With the increasing rise of autocratic tendencies in American politics, the replacement of the rule of law by the rule of wealth, and the persistence of poverty and new manifestations of racism, our situation becomes increasingly dire, the future of American democracy ever more fragile. Since currents in American politics do not remain confined within our own borders, the impact of an autocratic takeover of the U.S. would inevitably spread across the globe, encouraging other aspiring autocrats to take control of their countries. Already strange partnerships are emerging among autocrats in distant lands.

All these worrisome developments call for a determined moral response, a response ultimately grounded in compassion and the affirmation of human solidarity. Delay is not an option. Here King’s words, toward the end of his Vietnam speech, become especially piquant: “We are now faced with the fact, my friends, that tomorrow is today. We are confronted with the fierce urgency of now. In this unfolding conundrum of life and history there is such a thing as being too late. Procrastination is still the thief of time” (p. 243).

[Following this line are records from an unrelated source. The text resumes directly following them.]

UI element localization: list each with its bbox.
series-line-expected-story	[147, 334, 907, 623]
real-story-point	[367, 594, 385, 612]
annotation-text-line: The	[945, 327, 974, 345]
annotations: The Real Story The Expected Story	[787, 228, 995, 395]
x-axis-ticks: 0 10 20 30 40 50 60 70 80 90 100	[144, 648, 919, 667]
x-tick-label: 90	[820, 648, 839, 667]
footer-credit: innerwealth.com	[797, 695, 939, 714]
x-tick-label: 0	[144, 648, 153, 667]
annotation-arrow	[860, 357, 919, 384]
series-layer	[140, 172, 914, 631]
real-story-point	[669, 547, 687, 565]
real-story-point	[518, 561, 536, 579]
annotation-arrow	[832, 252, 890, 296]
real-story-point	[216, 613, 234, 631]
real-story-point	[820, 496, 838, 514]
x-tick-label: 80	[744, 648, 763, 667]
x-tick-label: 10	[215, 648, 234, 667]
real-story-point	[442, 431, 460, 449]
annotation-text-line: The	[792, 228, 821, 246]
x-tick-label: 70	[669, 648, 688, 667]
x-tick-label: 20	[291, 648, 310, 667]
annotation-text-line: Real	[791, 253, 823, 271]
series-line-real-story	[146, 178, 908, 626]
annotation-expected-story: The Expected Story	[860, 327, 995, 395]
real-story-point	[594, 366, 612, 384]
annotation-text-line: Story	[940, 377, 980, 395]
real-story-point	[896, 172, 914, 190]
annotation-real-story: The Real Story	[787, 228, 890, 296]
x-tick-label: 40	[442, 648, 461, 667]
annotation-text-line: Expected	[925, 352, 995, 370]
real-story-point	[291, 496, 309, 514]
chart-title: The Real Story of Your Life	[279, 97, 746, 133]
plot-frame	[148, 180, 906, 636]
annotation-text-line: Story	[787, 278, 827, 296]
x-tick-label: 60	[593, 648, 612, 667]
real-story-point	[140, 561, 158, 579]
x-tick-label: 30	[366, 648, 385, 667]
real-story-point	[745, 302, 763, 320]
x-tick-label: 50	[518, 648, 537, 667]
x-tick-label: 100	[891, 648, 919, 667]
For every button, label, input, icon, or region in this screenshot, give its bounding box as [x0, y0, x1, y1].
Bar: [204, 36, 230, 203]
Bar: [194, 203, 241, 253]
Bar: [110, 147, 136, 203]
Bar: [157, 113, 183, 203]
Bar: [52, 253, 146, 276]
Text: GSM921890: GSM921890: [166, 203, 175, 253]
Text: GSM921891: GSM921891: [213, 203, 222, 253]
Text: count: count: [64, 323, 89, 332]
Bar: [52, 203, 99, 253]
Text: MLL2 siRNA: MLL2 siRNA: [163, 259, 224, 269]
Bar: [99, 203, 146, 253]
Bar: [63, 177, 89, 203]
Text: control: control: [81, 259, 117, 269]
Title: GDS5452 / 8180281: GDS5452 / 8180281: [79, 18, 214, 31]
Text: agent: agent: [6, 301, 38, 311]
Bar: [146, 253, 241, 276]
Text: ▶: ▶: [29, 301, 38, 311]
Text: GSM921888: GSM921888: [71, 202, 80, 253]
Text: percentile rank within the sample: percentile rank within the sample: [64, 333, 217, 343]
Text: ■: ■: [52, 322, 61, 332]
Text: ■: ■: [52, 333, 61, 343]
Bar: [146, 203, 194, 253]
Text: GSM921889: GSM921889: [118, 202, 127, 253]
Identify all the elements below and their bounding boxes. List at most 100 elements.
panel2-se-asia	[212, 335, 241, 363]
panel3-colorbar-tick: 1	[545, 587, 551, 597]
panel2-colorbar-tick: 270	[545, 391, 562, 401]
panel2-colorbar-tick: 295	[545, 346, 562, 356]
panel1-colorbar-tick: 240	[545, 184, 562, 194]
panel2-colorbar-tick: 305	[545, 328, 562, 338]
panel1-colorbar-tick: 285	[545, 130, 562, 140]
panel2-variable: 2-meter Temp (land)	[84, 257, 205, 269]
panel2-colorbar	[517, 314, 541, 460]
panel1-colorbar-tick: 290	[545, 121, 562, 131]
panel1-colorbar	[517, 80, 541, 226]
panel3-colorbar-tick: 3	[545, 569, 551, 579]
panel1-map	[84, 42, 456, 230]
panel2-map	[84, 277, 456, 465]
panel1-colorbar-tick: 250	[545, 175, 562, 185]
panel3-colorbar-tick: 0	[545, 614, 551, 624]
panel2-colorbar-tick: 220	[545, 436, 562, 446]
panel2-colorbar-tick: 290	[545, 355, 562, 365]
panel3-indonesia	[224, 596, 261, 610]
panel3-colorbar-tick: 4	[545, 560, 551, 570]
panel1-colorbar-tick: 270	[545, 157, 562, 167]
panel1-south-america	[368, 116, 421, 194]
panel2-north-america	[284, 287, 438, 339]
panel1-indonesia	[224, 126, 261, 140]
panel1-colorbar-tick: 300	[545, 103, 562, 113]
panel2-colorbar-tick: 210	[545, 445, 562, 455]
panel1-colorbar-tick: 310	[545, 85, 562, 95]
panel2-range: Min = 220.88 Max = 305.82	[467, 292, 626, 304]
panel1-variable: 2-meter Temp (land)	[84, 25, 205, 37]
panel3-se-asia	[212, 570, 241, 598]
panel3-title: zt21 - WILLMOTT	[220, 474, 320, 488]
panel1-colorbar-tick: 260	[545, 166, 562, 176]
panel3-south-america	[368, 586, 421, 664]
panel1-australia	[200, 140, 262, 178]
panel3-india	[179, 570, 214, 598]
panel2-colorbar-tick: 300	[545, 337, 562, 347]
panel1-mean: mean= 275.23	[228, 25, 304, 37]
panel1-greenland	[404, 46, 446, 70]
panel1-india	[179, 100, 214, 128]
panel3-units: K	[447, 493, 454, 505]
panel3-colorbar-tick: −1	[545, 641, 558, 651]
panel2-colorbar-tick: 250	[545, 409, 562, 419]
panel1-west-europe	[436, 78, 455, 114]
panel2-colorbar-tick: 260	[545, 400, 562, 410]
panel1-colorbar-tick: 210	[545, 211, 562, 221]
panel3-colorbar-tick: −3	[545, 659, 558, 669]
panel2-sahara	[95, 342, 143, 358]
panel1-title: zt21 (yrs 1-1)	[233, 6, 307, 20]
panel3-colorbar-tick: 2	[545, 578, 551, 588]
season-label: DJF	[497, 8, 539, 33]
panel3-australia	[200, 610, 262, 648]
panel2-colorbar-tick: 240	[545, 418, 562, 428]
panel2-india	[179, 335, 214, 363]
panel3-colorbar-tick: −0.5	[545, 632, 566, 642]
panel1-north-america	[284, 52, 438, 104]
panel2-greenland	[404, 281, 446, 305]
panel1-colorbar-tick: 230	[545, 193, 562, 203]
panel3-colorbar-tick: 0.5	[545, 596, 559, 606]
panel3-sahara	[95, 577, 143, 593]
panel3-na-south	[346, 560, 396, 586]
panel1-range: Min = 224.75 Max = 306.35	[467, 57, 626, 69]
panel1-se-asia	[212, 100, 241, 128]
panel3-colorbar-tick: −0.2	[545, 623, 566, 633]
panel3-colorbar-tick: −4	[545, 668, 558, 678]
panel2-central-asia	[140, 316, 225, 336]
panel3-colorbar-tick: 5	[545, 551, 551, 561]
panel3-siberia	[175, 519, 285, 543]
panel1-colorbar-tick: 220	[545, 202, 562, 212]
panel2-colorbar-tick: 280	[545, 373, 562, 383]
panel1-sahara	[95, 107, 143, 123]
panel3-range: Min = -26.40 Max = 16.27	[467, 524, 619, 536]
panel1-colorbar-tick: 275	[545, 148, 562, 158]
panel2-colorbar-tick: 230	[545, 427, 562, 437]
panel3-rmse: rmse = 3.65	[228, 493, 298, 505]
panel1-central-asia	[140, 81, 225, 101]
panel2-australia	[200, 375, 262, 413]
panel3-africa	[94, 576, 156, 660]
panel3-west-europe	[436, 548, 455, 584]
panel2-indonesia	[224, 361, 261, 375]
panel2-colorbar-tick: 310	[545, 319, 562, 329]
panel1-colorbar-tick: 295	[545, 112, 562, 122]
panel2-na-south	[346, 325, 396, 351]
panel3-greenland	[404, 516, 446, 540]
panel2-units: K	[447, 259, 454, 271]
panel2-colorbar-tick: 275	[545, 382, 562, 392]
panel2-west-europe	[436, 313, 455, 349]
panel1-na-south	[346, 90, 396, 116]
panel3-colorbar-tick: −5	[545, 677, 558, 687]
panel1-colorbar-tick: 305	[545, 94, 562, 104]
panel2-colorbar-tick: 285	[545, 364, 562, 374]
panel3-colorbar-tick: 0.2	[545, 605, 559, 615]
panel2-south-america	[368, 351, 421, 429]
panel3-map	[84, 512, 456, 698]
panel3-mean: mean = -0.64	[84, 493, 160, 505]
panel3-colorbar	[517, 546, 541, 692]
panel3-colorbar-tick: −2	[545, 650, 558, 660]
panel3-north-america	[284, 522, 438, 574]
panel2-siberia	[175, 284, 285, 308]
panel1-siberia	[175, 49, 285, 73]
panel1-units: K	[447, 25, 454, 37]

The question we face here in the U.S.—as we flounder in our struggle against poverty, racism, devastating climate change, the erosion of voting rights, and the drift toward authoritarianism in politics and religion—is this: “Will we act in time, or will we look back, as King put it, ‘naked and dejected with a lost opportunity,’ forced to admit that we let the chance slip by and now it’s simply too late?”

1. All references are to the text of the speech in A Testament of Hope: The Essential Writings and Speeches of Martin Luther King, Jr., edited by James M. Washington (HarperSanFrancisco, 1986).

Ven. Bhikkhu Bodhi is the founder and chair of Buddhist Global Relief.